I just returned from visiting my girlfriend Libby in Michigan and parents in Maine. In Michigan Libby and I stayed at the Inn on Ferry Street, ate a Coney dog, saw a Tigers game, browsed the shelves in John King Books North, and spent time in Ferndale and Royal Oak. I noticed construction has begun on the long vacant Book-Cadillac Hotel in downtown Detroit, and there seems to be a lot of other development along the Woodward Corridor. In Maine, I went to the Yarmouth Clam Festival, had a lobster roll from Bayley’s, and biked on a Maine segment of the East Coast Greenway. I also saw Tom, who’s been doing lots of work on his house lately.
On the plane to Michigan I read Justice Thomas’s extremely interesting dissent in Kelo v. New London (the 2005 Supreme Court Case where the court held economic redevelopment qualified as a public use under eminent domain law), where after arguing for an originalist interpretation of “public use” he throws in a paragraph about how eminent domain has been used to displace poor and black communities, concluding that “Regrettably, the predictable consequence of the Court’s decision will be to exacerbate these effects.” I first read about the dissent on this blog post on blackprof.com which contains Emma Coleman Jordan’s analysis.

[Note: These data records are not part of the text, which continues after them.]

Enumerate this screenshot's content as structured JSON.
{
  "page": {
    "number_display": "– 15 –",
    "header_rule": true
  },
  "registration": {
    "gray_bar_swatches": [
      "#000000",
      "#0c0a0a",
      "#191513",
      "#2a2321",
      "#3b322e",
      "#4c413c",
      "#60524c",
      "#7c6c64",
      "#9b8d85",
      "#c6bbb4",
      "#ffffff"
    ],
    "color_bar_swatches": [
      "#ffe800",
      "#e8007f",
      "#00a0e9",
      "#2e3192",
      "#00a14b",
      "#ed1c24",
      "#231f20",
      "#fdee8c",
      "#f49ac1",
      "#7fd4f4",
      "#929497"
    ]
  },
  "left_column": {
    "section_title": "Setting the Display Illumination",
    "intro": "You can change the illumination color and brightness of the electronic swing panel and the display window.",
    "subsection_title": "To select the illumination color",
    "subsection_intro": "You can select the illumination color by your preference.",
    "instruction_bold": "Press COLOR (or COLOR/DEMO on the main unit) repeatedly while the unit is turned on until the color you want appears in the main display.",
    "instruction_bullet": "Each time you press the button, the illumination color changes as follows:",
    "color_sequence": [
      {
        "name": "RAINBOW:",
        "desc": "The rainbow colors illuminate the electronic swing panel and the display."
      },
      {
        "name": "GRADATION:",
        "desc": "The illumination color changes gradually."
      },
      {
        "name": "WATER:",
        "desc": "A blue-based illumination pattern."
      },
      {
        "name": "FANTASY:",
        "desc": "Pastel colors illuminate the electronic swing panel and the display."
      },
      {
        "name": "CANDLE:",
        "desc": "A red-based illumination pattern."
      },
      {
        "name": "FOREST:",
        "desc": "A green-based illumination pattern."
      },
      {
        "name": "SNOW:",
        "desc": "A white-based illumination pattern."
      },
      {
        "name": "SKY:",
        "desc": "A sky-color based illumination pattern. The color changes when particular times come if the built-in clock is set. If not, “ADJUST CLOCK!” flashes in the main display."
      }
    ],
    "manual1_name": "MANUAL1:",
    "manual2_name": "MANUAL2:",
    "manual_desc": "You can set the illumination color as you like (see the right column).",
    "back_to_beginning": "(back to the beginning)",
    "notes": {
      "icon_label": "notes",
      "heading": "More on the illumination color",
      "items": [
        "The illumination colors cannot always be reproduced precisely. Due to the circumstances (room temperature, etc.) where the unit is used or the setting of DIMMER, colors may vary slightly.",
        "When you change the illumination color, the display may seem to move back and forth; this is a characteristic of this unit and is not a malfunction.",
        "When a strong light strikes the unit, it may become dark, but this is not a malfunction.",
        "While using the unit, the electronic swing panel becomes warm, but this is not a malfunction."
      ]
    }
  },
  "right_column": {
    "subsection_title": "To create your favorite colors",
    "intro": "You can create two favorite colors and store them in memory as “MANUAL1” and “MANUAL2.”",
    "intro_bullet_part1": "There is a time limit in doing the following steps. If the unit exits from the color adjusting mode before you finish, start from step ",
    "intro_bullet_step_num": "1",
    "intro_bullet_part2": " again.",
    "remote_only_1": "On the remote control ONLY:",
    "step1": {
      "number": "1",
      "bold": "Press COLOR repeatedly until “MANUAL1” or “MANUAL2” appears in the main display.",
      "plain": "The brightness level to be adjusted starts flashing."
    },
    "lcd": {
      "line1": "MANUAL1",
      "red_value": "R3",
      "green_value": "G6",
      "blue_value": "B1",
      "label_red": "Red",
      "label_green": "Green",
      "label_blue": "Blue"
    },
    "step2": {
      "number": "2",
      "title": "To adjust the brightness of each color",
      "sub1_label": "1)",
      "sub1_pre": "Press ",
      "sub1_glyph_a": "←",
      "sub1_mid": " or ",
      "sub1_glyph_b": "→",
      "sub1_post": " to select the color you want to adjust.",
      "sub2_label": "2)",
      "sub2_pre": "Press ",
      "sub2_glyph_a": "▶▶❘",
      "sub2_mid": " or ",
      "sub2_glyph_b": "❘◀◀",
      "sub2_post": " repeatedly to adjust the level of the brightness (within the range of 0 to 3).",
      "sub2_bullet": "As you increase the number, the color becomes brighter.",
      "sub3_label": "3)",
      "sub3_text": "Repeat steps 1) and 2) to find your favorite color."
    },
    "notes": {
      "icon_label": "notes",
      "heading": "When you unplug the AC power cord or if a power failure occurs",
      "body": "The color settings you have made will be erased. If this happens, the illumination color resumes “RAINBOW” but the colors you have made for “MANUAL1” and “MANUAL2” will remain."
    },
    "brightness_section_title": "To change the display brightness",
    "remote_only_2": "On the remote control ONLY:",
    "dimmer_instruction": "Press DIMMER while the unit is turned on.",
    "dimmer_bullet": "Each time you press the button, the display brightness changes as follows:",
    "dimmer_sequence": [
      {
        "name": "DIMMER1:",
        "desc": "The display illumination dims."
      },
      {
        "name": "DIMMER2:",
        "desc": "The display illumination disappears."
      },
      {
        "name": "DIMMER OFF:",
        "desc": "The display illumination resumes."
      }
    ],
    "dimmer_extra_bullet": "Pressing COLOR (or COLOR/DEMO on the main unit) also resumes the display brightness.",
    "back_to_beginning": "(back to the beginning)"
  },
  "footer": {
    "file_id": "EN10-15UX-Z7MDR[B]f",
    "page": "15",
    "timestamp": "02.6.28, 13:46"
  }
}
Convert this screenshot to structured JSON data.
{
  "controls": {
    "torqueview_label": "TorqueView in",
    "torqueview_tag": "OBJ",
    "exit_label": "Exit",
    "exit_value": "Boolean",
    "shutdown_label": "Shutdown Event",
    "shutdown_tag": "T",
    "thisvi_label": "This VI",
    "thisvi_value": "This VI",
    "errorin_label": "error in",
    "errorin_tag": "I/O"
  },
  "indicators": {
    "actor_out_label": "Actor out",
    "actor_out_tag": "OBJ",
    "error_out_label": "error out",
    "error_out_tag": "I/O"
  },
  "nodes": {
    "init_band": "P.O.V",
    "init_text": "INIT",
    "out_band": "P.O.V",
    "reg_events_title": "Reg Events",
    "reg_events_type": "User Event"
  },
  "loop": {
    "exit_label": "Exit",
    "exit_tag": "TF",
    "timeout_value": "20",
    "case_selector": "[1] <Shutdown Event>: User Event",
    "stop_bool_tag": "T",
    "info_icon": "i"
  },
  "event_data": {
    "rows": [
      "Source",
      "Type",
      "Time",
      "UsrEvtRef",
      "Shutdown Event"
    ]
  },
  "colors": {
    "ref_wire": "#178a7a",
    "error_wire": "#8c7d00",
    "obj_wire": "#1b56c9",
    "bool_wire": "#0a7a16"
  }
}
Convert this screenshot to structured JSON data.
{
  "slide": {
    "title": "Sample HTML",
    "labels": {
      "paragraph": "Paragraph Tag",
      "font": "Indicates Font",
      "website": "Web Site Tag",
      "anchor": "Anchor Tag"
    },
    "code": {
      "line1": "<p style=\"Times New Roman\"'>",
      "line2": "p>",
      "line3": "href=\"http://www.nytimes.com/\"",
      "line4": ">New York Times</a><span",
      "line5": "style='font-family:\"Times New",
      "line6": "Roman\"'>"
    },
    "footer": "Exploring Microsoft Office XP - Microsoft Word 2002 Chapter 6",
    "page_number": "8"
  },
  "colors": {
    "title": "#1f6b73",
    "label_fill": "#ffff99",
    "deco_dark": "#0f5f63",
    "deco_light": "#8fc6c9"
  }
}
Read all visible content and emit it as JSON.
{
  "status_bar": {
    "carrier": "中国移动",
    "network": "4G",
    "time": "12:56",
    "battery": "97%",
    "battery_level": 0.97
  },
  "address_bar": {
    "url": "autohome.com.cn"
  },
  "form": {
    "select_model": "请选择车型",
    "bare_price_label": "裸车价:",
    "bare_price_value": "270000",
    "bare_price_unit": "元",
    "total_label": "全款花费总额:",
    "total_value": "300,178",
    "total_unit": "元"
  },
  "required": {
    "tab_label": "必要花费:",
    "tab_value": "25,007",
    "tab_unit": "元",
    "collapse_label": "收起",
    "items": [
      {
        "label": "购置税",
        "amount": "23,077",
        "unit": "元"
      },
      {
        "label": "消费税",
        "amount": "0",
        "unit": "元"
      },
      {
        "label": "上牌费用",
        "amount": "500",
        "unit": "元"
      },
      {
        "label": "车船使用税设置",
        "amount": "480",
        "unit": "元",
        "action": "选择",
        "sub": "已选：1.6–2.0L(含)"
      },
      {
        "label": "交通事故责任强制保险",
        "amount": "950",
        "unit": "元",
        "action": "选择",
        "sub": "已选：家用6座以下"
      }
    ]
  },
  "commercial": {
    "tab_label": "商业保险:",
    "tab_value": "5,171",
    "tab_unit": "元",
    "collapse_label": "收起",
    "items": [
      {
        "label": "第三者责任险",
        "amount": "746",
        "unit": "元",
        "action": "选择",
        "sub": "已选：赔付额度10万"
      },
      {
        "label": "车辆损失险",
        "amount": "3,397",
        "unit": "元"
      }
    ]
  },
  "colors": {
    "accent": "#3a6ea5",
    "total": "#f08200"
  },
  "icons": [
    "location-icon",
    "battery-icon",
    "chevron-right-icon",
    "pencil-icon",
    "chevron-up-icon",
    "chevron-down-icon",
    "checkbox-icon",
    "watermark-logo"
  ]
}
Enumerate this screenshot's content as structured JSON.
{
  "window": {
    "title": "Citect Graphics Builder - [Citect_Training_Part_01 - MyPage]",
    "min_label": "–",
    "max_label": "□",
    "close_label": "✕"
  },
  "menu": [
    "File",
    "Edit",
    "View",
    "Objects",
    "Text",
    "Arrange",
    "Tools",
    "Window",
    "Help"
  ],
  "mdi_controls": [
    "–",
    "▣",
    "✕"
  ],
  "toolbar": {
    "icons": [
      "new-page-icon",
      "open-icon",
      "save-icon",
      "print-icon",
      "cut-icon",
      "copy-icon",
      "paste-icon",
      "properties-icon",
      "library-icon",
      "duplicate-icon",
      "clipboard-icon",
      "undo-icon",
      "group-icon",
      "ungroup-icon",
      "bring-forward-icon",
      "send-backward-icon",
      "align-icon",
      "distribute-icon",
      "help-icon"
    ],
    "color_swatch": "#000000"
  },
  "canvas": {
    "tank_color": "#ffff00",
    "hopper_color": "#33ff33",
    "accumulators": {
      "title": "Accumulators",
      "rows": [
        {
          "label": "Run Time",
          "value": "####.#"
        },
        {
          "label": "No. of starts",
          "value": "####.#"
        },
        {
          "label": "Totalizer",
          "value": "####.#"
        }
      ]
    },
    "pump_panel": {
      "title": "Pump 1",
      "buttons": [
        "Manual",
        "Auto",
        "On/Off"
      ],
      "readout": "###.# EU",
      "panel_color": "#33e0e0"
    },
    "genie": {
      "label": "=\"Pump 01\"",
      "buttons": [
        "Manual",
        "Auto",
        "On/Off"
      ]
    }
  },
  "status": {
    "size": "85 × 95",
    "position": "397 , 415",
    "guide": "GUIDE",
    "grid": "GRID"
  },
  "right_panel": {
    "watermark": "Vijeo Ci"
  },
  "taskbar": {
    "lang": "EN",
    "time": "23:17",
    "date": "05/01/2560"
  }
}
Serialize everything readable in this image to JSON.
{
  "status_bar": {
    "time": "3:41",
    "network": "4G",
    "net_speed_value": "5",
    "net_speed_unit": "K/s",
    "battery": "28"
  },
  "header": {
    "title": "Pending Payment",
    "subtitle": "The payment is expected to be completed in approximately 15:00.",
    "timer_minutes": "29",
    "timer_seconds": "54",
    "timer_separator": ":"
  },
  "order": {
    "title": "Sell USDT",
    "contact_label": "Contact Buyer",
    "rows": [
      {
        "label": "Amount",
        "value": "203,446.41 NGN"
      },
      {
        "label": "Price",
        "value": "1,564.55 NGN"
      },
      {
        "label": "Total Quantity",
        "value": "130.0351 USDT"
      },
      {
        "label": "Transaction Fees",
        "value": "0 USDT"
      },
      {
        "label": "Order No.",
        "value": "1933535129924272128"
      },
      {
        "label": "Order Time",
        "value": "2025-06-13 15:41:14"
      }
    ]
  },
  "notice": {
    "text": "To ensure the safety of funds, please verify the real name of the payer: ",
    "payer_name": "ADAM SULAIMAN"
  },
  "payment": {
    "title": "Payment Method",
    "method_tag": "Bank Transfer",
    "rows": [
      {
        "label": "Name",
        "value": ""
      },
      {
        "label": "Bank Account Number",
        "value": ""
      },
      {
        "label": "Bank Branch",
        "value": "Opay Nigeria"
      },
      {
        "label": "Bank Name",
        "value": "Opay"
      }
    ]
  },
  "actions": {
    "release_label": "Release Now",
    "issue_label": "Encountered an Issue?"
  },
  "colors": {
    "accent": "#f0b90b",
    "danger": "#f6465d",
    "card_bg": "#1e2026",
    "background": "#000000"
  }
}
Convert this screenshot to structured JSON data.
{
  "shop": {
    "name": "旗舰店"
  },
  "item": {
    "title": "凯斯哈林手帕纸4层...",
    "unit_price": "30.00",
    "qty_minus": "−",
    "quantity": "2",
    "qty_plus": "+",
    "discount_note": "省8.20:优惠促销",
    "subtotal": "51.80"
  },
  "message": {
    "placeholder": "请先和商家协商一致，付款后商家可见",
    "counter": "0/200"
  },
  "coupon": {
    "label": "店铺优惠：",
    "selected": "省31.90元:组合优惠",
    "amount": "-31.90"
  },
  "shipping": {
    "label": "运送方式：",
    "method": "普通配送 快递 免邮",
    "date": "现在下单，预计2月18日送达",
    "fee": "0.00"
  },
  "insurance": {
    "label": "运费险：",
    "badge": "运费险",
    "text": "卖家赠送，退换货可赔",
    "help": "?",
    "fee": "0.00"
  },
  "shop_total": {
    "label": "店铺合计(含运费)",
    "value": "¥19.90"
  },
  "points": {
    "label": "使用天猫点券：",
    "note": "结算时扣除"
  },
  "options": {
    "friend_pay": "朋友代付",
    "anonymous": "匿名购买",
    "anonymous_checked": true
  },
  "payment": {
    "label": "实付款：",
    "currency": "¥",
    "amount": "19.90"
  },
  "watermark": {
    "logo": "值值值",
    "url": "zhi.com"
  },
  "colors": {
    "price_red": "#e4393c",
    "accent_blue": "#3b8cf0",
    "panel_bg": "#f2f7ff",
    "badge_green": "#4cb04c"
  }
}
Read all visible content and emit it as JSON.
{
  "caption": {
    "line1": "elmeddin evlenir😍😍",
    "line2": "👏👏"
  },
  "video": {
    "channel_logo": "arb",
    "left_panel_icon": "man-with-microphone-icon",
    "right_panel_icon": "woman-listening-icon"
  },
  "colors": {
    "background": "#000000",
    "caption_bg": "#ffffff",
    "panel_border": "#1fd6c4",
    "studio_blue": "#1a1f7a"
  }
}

I also read an article published in the Journal of Urban History in January by Blake Gumprecht examining the geography of college towns by using Ithica, New York as a case study. I found the article quite interesting and I think there are many similarities between Ithaca and Ann Arbor. Gumprecht describes the various communities of the “highly segregated” college town including the status-seeking greeks, NIMBY faculty neighborhoods (“You don’t want to live next door to an undergraduate student house. One property, one bad apple, can cause a whole flight.”), and the familiar student ghetto with both modern and dilapidated rental housing. Describing the development of Ithaca’s Collegetown, Gumprecht throws in this tidbit: “The city encouraged development by temporarily suspending building – high limits and parking requirements. Over a ten-year period, more than a dozen apartment buildings, capable of housing 1,70 people, were built.” (p. 255) How’s that for pent-up demand? The article is available online here: “Fraternity Row, the Student Ghetto, and the Faculty Enclave.” (PDF)
On the topic of reading, I also finished a borrowed copy of “The First Days of School.” Although mostly relevant to K-12 teachers, it did contain some tips I’m sure will be useful for the class of 18-year-old freshman I’ll be TAing this fall. Ironically, it was in Maine where I discovered the book “Saving the Neighborhood: You Can Fight Developers and Win!” at a church book sale. The book is a NIMBY handbook written by a DC resident and published in 1990. The examples of citizen activism include a petition to stop the construction of an office building on Wisconsin Avenue in Northwest, and the entire book seems full of DC-area examples.